Answer
The given matrix is singular.
Work Step by Step
1. Put an identity $I$ matrix on the right of the given matrix, to get a $4 \times 8$ one.
\[ \left( \begin{array}{ccc}
1 & 2 & 3 & 4 & 1 & 0 & 0 & 0\\
2 & 3 & 3 & 3 & 0 & 1 & 0 & 0\\
0 & 1 & 2 & 3 & 0 & 0 & 1 & 0 \\
0 & 0 & 1 & 2 & 0 & 0 & 0 & 1 \end{array} \right)\]

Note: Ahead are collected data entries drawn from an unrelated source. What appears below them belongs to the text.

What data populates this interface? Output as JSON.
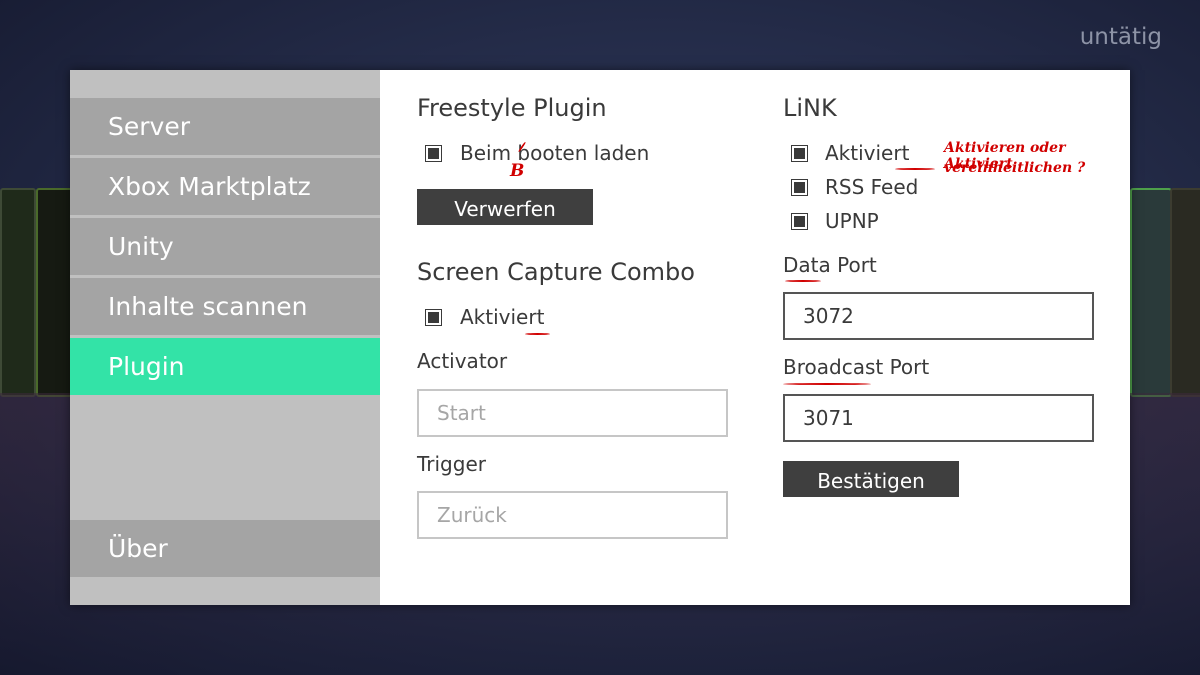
{
  "status": "untätig",
  "sidebar": {
    "items": [
      {
        "label": "Server",
        "active": false
      },
      {
        "label": "Xbox Marktplatz",
        "active": false
      },
      {
        "label": "Unity",
        "active": false
      },
      {
        "label": "Inhalte scannen",
        "active": false
      },
      {
        "label": "Plugin",
        "active": true
      }
    ],
    "bottom_item": {
      "label": "Über"
    }
  },
  "freestyle_plugin": {
    "title": "Freestyle Plugin",
    "checkbox_label": "Beim booten laden",
    "checked": true,
    "button_label": "Verwerfen"
  },
  "screen_capture": {
    "title": "Screen Capture Combo",
    "checkbox_label": "Aktiviert",
    "checked": true,
    "activator_label": "Activator",
    "activator_placeholder": "Start",
    "trigger_label": "Trigger",
    "trigger_placeholder": "Zurück"
  },
  "link": {
    "title": "LiNK",
    "options": [
      {
        "label": "Aktiviert",
        "checked": true
      },
      {
        "label": "RSS Feed",
        "checked": true
      },
      {
        "label": "UPNP",
        "checked": true
      }
    ],
    "data_port_label": "Data Port",
    "data_port_value": "3072",
    "broadcast_port_label": "Broadcast Port",
    "broadcast_port_value": "3071",
    "confirm_label": "Bestätigen"
  },
  "annotations": {
    "b_correction": "B",
    "note_line1": "Aktivieren oder Aktiviert",
    "note_line2": "vereinheitlichen ?"
  },
  "colors": {
    "active_nav": "#33e3a7",
    "nav_item": "#a4a4a4",
    "sidebar": "#c0c0c0",
    "button": "#3f3f3f",
    "annotation": "#d10000"
  }
}
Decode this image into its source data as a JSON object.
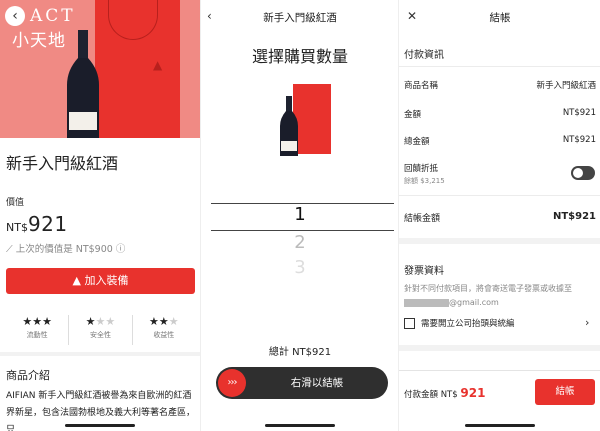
{
  "accent": "#e8322d",
  "product_screen": {
    "back_icon": "chevron-left-icon",
    "brand_line1": "ACT",
    "brand_line2": "小天地",
    "title": "新手入門級紅酒",
    "value_label": "價值",
    "price_currency": "NT$",
    "price": "921",
    "last_price": "上次的價值是 NT$900",
    "cta_label": "加入裝備",
    "ratings": [
      {
        "label": "流動性",
        "stars": 3
      },
      {
        "label": "安全性",
        "stars": 1
      },
      {
        "label": "收益性",
        "stars": 2
      }
    ],
    "rating_max": 3,
    "intro_heading": "商品介紹",
    "intro_text": "AIFIAN 新手入門級紅酒被譽為來自歐洲的紅酒界新星，包含法國勃根地及義大利等著名產區，只"
  },
  "quantity_screen": {
    "title": "新手入門級紅酒",
    "heading": "選擇購買數量",
    "options": [
      "1",
      "2",
      "3"
    ],
    "selected": "1",
    "total": "總計 NT$921",
    "slider_label": "右滑以結帳",
    "slider_knob": "›››"
  },
  "checkout_screen": {
    "title": "結帳",
    "payment_section": "付款資訊",
    "rows": [
      {
        "label": "商品名稱",
        "value": "新手入門級紅酒"
      },
      {
        "label": "金額",
        "value": "NT$921"
      },
      {
        "label": "總金額",
        "value": "NT$921"
      }
    ],
    "rebate_label": "回饋折抵",
    "rebate_balance": "餘額 $3,215",
    "rebate_enabled": false,
    "final_label": "結帳金額",
    "final_value": "NT$921",
    "invoice_section": "發票資料",
    "invoice_note": "針對不同付款項目，將會寄送電子發票或收據至",
    "email_suffix": "@gmail.com",
    "company_checkbox_label": "需要開立公司抬頭與統編",
    "pay_label": "付款金額 NT$",
    "pay_amount": "921",
    "checkout_button": "結帳"
  }
}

2. Row-reduce the whole matrix:
$R_2 = R_2 - 2R_1$
\[ \left( \begin{array}{ccc}
1 & 2 & 3 & 4 & 1 & 0 & 0 & 0\\
0 & -1 & -3 & -5 & -2 & 1 & 0 & 0\\
0 & 1 & 2 & 3 & 0 & 0 & 1 & 0 \\
0 & 0 & 1 & 2 & 0 & 0 & 0 & 1 \end{array} \right)\]
$R_1 = R_1 + 2R_2$
$R_3 = R_3 + R_2$
\[ \left( \begin{array}{ccc}
1 & 0 & -3 & -6 & -3 & 2 & 0 & 0\\
0 & -1 & -3 & -5 & -2 & 1 & 0 & 0\\
0 & 0 & -1 & -2 & -2 & 1 & 1 & 0 \\
0 & 0 & 1 & 2 & 0 & 0 & 0 & 1 \end{array} \right)\]
$R_1 = R_1 - 3R_3$
$R_2 = R_2 - 3R_3$
$R_4 = R_4 + R_3$
\[ \left( \begin{array}{ccc}
1 & 0 & 0& 0 & 3 & -1 & -3 & 0\\
0 & -1 & 0 & 1 & 4 & -2 & -3 & 0\\
0 & 0 & -1 & -2 & -2 & 1 & 1 & 0 \\
0 & 0 & 0 & 0 & -2 & 1 & 1 & 1 \end{array} \right)\]
- As we can see, the left part of the last row is made of zeros. Thus, the original matrix is singular.